Let’s take a quick glance at US forces in Korea. The overall headquarters for US troops on the peninsula is US Forces Korea. Like any geographical command, it has subordinate service components, in this case, the 8th US Army, and the 7th US Air Force.
Long time readers may recall that a US field army is the headquarters for two or more corps and from 4 to 9 divisions. So how many divisions does 8th Army command? Well, one. Sorta. The only US division under 8th Army is the 2nd ID. And it only has one subordinate ground combat brigade under its command on the peninsula. It also has and artillery brigade, and a combat aviation brigade.
Mostly the US Army structure is in place to receive reinforcements, and provide the command, service, and support forces needed for an infusion of troops.
The 7th Air Force is the headquarters for two fighter wings, the 51st and the 8th.

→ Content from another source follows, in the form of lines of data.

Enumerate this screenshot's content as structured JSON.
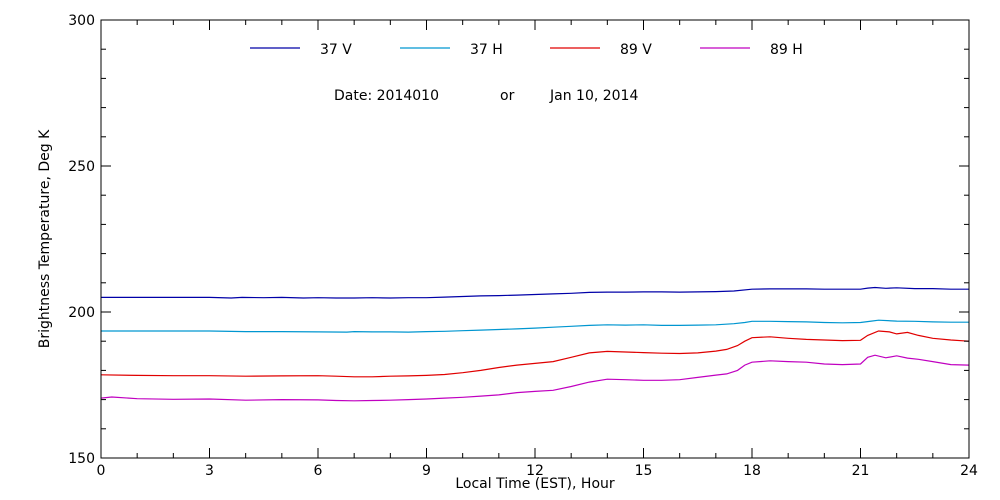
{
  "chart_data": {
    "type": "line",
    "title": "",
    "annotation": {
      "date_code": "Date: 2014010",
      "connector": "or",
      "date_text": "Jan 10, 2014"
    },
    "xlabel": "Local Time (EST), Hour",
    "ylabel": "Brightness Temperature, Deg K",
    "xlim": [
      0,
      24
    ],
    "ylim": [
      150,
      300
    ],
    "x_ticks": [
      0,
      3,
      6,
      9,
      12,
      15,
      18,
      21,
      24
    ],
    "y_ticks": [
      150,
      200,
      250,
      300
    ],
    "x_minor_step": 1,
    "y_minor_step": 10,
    "grid": false,
    "legend_position": "top",
    "series": [
      {
        "name": "37 V",
        "color": "#0000a8",
        "x": [
          0,
          1,
          2,
          3,
          3.6,
          3.9,
          4.5,
          5,
          5.6,
          6,
          6.5,
          7,
          7.5,
          8,
          8.5,
          9,
          9.5,
          10,
          10.5,
          11,
          11.5,
          12,
          12.5,
          13,
          13.5,
          14,
          14.5,
          15,
          15.5,
          16,
          16.5,
          17,
          17.5,
          18,
          18.5,
          19,
          19.5,
          20,
          20.5,
          21,
          21.2,
          21.4,
          21.7,
          22,
          22.5,
          23,
          23.5,
          24
        ],
        "values": [
          205,
          205,
          205,
          205,
          204.8,
          205,
          204.9,
          205,
          204.8,
          204.9,
          204.8,
          204.8,
          204.9,
          204.8,
          204.9,
          204.9,
          205.1,
          205.3,
          205.5,
          205.6,
          205.8,
          206,
          206.2,
          206.4,
          206.7,
          206.8,
          206.8,
          206.9,
          206.9,
          206.8,
          206.9,
          207,
          207.2,
          207.8,
          207.9,
          207.9,
          207.9,
          207.8,
          207.8,
          207.8,
          208.2,
          208.4,
          208.1,
          208.3,
          208,
          208,
          207.8,
          207.8
        ]
      },
      {
        "name": "37 H",
        "color": "#0096d0",
        "x": [
          0,
          1,
          2,
          3,
          4,
          5,
          6,
          6.8,
          7,
          7.5,
          8,
          8.5,
          9,
          9.5,
          10,
          10.5,
          11,
          11.5,
          12,
          12.5,
          13,
          13.5,
          14,
          14.5,
          15,
          15.5,
          16,
          16.5,
          17,
          17.5,
          17.8,
          18,
          18.5,
          19,
          19.5,
          20,
          20.5,
          21,
          21.3,
          21.5,
          22,
          22.5,
          23,
          23.5,
          24
        ],
        "values": [
          193.5,
          193.5,
          193.5,
          193.5,
          193.3,
          193.3,
          193.2,
          193.1,
          193.3,
          193.2,
          193.2,
          193.1,
          193.3,
          193.4,
          193.6,
          193.8,
          194,
          194.2,
          194.5,
          194.8,
          195.1,
          195.4,
          195.6,
          195.5,
          195.6,
          195.4,
          195.4,
          195.5,
          195.6,
          196,
          196.4,
          196.8,
          196.8,
          196.7,
          196.6,
          196.4,
          196.3,
          196.4,
          196.9,
          197.2,
          196.9,
          196.8,
          196.6,
          196.5,
          196.5
        ]
      },
      {
        "name": "89 V",
        "color": "#e00000",
        "x": [
          0,
          1,
          2,
          3,
          4,
          5,
          6,
          6.5,
          7,
          7.5,
          8,
          8.5,
          9,
          9.5,
          10,
          10.5,
          11,
          11.5,
          12,
          12.5,
          13,
          13.5,
          14,
          14.5,
          15,
          15.5,
          16,
          16.5,
          17,
          17.3,
          17.6,
          17.8,
          18,
          18.5,
          19,
          19.5,
          20,
          20.5,
          21,
          21.2,
          21.5,
          21.8,
          22,
          22.3,
          22.6,
          23,
          23.5,
          24
        ],
        "values": [
          178.5,
          178.3,
          178.2,
          178.2,
          178,
          178.1,
          178.2,
          178,
          177.8,
          177.8,
          178,
          178.1,
          178.3,
          178.6,
          179.2,
          180,
          181,
          181.8,
          182.4,
          183,
          184.5,
          186,
          186.5,
          186.3,
          186.1,
          185.9,
          185.8,
          186,
          186.6,
          187.2,
          188.5,
          190,
          191.2,
          191.5,
          191,
          190.6,
          190.4,
          190.2,
          190.3,
          192,
          193.5,
          193.2,
          192.5,
          193,
          192,
          191,
          190.4,
          190
        ]
      },
      {
        "name": "89 H",
        "color": "#c000c0",
        "x": [
          0,
          0.3,
          1,
          2,
          3,
          4,
          5,
          6,
          6.5,
          7,
          7.5,
          8,
          8.5,
          9,
          9.5,
          10,
          10.5,
          11,
          11.5,
          12,
          12.5,
          13,
          13.5,
          14,
          14.5,
          15,
          15.5,
          16,
          16.5,
          17,
          17.3,
          17.6,
          17.8,
          18,
          18.5,
          19,
          19.5,
          20,
          20.5,
          21,
          21.2,
          21.4,
          21.7,
          22,
          22.3,
          22.6,
          23,
          23.5,
          24
        ],
        "values": [
          170.5,
          170.9,
          170.3,
          170.1,
          170.2,
          169.8,
          170,
          169.9,
          169.7,
          169.6,
          169.7,
          169.8,
          170,
          170.2,
          170.5,
          170.8,
          171.2,
          171.6,
          172.4,
          172.8,
          173.2,
          174.5,
          176,
          177,
          176.8,
          176.6,
          176.6,
          176.8,
          177.6,
          178.4,
          178.8,
          180,
          181.8,
          182.8,
          183.3,
          183,
          182.8,
          182.2,
          182,
          182.2,
          184.5,
          185.2,
          184.3,
          185,
          184.2,
          183.8,
          183,
          182,
          181.8
        ]
      }
    ]
  }
}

These two wings are tasked with providing air superiority, ground attack, defensive and offensive counter air missions in the peninsula. They are also in place to bed down large numbers of reinforcements from elsewhere in PACAF or other Air Force units.
Mind you, these are pretty small numbers of forces. Mostly they serve as warning to North Korea that the South Koreans do not stand alone. The South Korean Army and Air Forces are both very large for the size of the nation, and very well equipped and organized.